In another discussion, Al Dean (yes, that Al Dean on the left, not Jason Aldean, the country singer, not that there’s anything wrong with that…) was thinking about the idea that Solid Edge needed some Rock ‘n Roll. Does that mean literally “rock ‘n roll” music, or rock ‘n roll in a metaphorical sense? And then if it is music, I’m not sure we could all agree on what kind of rock ‘n roll. I’m thinking Social Distortion, or somehow work Solid Edge into the base story line of the Blues Brothers movie.

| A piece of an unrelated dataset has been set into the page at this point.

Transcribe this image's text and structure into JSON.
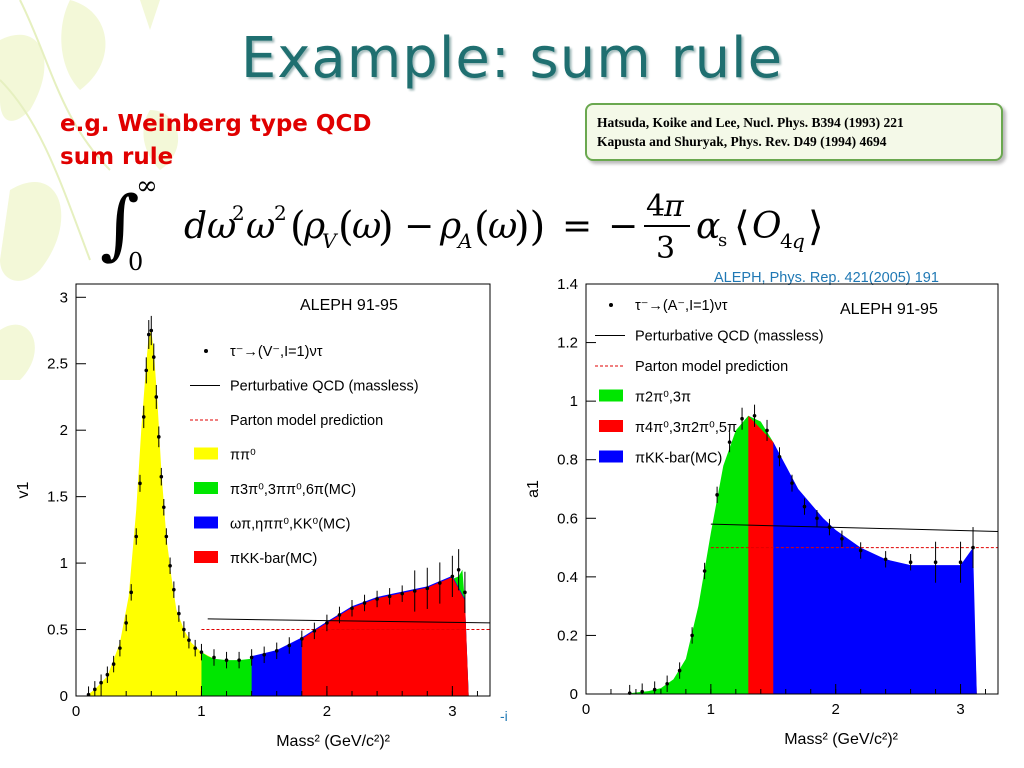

Why does Solid Edge need rock ‘n roll? Other CAD products have succeeded for a variety of reasons. In the ’80s and ’90s Pro/E thrived with the sort of corporate arrogance that was in vogue at the time, but that turned out to be their demise later. AutoCAD’s attraction was that it was cheap, and that it was widely bootlegged. Neither of those give us anything to emulate. SolidWorks’ initial charm was that it felt home brewed – by engineers for engineers. They continued to grow I think on ease of use. Personally, I don’t think any of the actual marketing campaigns SolidWorks led were particularly brilliant, it was the overall persona of the software as being an affordable tool for everyday engineers and designers.
Maybe the Rock ‘n Roll for Solid Edge needs to be internal. A couple of important changes that needed to happen are in place. First, Karsten Newbury is a guy you can believe in. I don’t think the top dog needs to be the CAD brain, but he does need credibility, which he certainly has. Dan Staples, who is the CAD brain is also the right guy. The product has really flourished under his leadership. I think the product is 95% great stuff, with a few areas that need some tweaks. To me, the most important stuff is that they were able to integrate next-gen functionality without disrespecting the customer. I can’t say enough about how important that is. Autodesk and PTC are both trying to emulate the success of Solid Edge in this regard, in my opinion.
One of the ideas I’ve been critical of has been the idea that a CAD tool can make you do better work. I think the quality of the work is more a function of the person doing it. Using the right tool makes the work easy and fast. I’m not a huge fan of the “Design Better” slogan. Again, I don’t think my work would be any better with this tool or that tool, although one might take me twice as long, cause a lot of hair pulling, or might even lead me to give up.
How do other “tool” products sell their wares? Craftsman tools? You know they have a life time guarantee, so you know the company stands behind the product. Dewalt – Guaranteed Tough. Kobalt – Next Generation of Tough Tools. Honda Power Equipment – Power You Can Trust. So companies that are successful at selling great tools market based on quality, power and toughness. I don’t think CAD is any different. The people who use CAD are comfortable with physical tools, and consider their software a tool. I think CAD should be marketed as a tool. Not as some digital experience, or a pretty picture Easy Button. Ford Trucks? Built Ford Tough, not “drive better”.
The ideas of toughness/power and rock ‘n roll are easy to put together. I think Solid Edge needs to come up with themes that engineers can relate to. Stuff that is at the root of our love for tools and the product of our tools. Want engineers to get excited? Connect yourselves to stuff that makes us excited.